Investing in mutual funds on the Bajaj Finserv platform is quite easy. Follow these steps:
- Visit the Bajaj Finserv website or app and navigate to the ‘Mutual funds’ section.
- Click on EXPLORE FUNDS.
- Filter by scheme type, risk appetite, returns, etc. or choose from the top performing funds list.
- All the mutual funds of the particular category will be listed, along with the minimum investment amount, annualised return, and rating.
- Get started by entering your mobile number and sign in using the OTP.
- Verify your details using your PAN, date of birth.
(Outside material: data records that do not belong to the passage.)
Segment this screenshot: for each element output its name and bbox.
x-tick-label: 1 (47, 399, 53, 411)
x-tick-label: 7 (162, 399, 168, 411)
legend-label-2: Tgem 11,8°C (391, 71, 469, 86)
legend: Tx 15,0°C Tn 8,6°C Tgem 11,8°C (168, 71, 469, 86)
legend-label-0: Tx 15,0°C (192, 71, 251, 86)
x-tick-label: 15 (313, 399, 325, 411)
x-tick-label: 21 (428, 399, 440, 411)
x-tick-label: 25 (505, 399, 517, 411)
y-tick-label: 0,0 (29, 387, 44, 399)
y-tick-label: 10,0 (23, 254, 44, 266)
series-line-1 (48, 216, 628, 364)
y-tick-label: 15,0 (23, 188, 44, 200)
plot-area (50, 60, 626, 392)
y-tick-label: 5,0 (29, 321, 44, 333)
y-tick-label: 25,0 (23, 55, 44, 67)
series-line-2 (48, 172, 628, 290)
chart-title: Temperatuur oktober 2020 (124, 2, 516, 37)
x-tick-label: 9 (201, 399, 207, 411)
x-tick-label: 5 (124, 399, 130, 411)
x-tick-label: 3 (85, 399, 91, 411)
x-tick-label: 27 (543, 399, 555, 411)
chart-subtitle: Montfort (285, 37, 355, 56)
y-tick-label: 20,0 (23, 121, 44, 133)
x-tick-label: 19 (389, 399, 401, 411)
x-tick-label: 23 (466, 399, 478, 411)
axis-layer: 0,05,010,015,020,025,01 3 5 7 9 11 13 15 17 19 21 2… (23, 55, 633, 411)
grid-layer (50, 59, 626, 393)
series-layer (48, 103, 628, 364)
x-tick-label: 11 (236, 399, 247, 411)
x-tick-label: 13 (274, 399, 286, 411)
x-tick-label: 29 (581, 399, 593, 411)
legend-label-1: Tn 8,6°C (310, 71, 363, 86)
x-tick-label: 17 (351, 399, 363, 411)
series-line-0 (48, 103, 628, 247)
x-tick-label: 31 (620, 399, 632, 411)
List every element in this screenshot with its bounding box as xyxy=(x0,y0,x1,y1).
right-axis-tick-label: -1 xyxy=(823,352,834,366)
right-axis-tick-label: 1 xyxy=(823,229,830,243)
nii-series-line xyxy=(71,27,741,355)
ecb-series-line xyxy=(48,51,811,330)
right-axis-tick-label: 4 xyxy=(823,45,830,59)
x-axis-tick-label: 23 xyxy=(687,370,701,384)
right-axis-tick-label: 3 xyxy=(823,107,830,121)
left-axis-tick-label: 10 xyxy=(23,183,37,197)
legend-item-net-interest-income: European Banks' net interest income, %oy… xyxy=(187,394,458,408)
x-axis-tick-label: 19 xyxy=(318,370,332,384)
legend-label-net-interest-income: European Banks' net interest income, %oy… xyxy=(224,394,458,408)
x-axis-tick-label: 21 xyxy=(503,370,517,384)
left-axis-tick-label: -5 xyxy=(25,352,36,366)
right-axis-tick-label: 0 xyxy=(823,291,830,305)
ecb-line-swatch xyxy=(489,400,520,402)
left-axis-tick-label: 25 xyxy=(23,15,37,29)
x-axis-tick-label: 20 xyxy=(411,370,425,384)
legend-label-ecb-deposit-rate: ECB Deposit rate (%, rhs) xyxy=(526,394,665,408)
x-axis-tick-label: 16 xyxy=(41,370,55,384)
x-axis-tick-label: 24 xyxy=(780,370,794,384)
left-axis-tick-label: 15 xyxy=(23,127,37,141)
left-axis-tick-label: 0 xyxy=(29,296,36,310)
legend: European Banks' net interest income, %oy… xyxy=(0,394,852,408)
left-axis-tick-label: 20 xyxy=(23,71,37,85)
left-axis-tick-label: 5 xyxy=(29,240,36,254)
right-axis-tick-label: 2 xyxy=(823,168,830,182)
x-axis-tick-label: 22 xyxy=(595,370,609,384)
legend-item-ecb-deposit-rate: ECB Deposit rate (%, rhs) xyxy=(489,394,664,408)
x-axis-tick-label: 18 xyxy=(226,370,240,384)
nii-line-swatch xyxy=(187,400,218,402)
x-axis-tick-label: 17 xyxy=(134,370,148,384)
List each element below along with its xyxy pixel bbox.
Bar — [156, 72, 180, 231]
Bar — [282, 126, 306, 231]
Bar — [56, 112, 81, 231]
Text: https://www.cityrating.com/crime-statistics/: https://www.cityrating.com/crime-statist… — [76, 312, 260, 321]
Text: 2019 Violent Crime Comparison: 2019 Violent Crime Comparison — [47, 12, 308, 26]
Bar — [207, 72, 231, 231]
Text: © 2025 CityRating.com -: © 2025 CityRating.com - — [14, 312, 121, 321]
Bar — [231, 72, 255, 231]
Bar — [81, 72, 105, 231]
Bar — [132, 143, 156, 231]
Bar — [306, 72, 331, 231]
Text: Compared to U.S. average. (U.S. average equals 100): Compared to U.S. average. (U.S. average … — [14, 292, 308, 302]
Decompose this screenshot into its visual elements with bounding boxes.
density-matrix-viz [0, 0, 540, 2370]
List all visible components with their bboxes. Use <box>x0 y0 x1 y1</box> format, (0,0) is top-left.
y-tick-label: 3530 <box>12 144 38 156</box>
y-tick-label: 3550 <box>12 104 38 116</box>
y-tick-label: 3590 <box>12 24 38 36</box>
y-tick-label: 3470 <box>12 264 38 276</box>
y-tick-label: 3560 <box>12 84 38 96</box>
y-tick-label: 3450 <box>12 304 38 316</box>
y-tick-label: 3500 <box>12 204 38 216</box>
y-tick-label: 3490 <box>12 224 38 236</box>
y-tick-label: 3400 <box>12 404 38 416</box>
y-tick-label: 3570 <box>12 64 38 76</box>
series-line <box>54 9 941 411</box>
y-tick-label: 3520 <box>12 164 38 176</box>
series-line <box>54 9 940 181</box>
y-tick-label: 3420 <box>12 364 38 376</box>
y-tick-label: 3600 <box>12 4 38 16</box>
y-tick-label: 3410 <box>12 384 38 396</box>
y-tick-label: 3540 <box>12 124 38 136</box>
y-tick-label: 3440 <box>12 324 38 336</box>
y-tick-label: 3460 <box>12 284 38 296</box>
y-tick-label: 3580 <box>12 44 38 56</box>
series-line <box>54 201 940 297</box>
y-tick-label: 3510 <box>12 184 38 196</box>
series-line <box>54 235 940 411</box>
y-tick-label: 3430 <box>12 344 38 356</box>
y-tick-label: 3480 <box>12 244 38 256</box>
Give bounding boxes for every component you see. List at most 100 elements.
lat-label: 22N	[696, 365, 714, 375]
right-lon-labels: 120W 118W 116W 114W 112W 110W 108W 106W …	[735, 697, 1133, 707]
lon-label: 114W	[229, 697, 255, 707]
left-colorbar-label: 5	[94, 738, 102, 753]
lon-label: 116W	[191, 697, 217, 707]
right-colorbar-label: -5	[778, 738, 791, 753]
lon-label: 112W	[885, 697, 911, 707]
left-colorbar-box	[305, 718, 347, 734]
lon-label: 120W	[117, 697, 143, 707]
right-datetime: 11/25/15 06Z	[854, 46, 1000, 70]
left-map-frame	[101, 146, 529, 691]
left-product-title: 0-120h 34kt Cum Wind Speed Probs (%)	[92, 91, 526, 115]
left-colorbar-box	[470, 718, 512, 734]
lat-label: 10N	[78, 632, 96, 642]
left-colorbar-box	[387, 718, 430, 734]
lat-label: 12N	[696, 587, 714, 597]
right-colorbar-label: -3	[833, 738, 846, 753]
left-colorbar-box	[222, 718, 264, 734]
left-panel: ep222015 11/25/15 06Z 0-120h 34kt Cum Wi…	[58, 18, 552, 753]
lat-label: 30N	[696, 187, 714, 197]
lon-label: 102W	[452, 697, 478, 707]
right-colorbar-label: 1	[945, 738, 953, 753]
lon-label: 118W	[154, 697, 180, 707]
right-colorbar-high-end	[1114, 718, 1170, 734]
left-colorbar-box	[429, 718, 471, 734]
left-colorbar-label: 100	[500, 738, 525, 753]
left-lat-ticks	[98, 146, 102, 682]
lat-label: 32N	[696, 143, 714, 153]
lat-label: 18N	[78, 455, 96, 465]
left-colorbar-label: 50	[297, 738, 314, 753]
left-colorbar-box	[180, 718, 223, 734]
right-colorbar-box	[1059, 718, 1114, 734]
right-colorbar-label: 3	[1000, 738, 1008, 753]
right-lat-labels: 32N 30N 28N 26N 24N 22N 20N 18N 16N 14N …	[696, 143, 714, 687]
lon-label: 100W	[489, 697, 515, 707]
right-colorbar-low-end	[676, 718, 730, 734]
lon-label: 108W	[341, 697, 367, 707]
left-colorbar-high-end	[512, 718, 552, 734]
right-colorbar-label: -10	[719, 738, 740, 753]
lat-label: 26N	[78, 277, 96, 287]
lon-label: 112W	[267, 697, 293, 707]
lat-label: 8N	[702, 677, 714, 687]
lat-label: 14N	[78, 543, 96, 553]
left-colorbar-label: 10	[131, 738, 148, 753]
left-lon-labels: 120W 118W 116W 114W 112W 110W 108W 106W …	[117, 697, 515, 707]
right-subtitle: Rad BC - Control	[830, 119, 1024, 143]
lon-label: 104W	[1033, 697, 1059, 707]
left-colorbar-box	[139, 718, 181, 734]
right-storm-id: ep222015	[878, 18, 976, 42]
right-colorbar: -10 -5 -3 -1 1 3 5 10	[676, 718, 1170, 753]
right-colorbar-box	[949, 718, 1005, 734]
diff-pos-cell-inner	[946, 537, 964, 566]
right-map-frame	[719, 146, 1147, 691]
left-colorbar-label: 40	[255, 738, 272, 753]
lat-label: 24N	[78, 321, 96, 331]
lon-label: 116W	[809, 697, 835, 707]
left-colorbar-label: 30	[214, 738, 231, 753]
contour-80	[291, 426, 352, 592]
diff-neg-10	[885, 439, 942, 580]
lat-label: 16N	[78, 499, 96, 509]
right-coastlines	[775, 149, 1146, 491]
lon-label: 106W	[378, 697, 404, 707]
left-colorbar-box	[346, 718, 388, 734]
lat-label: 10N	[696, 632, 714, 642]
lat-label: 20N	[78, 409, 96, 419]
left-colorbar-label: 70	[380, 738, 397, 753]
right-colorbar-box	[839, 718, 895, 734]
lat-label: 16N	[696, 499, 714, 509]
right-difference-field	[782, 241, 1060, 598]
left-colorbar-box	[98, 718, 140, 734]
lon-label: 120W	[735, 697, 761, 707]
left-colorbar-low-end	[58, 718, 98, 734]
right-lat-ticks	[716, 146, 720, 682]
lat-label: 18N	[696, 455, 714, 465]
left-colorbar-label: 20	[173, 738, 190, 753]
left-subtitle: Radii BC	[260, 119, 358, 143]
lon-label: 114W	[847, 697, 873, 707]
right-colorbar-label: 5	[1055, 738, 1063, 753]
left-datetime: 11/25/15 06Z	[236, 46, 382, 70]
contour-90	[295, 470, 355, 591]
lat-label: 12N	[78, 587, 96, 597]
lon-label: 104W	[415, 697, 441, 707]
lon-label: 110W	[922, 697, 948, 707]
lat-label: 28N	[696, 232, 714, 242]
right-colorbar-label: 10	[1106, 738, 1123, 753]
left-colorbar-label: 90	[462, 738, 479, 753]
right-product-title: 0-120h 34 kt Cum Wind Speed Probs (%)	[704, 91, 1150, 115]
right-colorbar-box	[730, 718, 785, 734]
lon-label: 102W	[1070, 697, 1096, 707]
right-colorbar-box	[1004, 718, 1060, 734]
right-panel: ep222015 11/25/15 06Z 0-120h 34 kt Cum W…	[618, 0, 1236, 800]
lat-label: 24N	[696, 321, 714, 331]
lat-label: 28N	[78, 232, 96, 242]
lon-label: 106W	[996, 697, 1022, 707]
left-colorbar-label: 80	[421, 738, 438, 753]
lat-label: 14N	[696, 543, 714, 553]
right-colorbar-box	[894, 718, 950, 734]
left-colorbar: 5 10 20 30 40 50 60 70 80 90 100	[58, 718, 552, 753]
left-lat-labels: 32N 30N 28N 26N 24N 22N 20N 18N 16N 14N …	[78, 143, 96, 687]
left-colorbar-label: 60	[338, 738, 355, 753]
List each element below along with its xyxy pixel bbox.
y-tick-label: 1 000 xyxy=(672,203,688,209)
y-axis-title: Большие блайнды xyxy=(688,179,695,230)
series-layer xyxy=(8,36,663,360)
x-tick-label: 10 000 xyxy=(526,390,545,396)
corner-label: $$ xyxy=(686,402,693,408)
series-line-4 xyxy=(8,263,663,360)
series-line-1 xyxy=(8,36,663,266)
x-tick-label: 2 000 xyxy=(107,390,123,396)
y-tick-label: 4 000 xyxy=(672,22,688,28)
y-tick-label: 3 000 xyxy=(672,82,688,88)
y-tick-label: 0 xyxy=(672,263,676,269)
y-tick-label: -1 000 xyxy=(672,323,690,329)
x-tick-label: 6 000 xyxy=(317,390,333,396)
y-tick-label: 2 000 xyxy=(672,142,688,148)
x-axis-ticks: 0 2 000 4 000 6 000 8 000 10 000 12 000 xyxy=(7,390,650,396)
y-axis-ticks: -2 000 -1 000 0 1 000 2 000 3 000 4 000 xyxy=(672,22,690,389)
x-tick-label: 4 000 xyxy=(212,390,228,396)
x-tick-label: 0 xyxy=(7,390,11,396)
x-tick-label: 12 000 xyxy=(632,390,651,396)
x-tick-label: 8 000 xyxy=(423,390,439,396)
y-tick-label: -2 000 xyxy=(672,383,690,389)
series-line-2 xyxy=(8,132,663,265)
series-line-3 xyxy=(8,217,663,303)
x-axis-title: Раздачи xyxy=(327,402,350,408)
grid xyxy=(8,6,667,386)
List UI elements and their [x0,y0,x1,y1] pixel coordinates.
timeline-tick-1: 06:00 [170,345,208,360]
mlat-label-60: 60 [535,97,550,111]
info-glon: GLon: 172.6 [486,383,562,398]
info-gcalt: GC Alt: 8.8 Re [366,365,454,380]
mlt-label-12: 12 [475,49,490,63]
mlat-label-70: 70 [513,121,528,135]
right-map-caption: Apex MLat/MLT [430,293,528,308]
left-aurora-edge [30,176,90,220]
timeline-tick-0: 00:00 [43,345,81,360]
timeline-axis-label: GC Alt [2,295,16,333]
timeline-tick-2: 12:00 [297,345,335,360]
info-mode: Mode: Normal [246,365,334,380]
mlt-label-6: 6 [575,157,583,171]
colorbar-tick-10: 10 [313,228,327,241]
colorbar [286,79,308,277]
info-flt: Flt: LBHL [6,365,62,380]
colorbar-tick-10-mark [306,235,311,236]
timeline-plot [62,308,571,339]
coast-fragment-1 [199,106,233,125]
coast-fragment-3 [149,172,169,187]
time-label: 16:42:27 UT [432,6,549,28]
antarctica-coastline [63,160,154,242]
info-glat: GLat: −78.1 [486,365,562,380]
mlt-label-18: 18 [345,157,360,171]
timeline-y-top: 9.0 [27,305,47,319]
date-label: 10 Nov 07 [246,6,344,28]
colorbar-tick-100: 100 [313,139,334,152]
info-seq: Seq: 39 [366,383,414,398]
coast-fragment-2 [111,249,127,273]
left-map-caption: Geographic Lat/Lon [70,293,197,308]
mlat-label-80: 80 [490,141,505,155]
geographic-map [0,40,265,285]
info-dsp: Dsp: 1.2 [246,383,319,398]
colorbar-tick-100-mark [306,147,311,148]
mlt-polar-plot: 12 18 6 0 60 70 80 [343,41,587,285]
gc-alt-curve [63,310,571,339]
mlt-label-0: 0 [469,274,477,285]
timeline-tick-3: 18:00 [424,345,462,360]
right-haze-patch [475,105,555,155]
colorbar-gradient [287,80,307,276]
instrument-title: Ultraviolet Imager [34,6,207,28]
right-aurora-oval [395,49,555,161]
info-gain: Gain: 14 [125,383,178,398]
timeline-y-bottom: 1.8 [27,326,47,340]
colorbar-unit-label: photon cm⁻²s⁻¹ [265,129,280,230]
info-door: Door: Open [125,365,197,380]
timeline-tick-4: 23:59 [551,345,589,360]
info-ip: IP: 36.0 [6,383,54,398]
If your KYC is not complete, then you will have to upload your address proof and record a video.
- Enter your bank account details.
- Upload your signature and provide some additional details to continue.
- Choose and select the mutual fund that you want to invest in.
- Choose whether you want to invest as SIP or lumpsum and enter the investment amount. Click on ‘Invest Now’.
- Select your payment mode i.e., Net Banking, UPI, NEFT/ RTGS.
- Once your payment is done, the investment will be complete.
Conclusion
In conclusion, Aggressive Hybrid Mutual Funds present a compelling investment option for individuals seeking a balanced approach to wealth creation. By understanding the fundamentals of Aggressive Hybrid Funds and considering key factors before investing, investors can harness the potential of these funds and aim to achieve their financial goals and secure a brighter future.
Investing in Aggressive Hybrid Funds requires careful consideration of one's risk tolerance, investment horizon, and financial objectives. By leveraging the benefits of diversification, professional management, and growth potential offered by Aggressive Hybrid Funds, investors can navigate the dynamic investment landscape with confidence and resilience.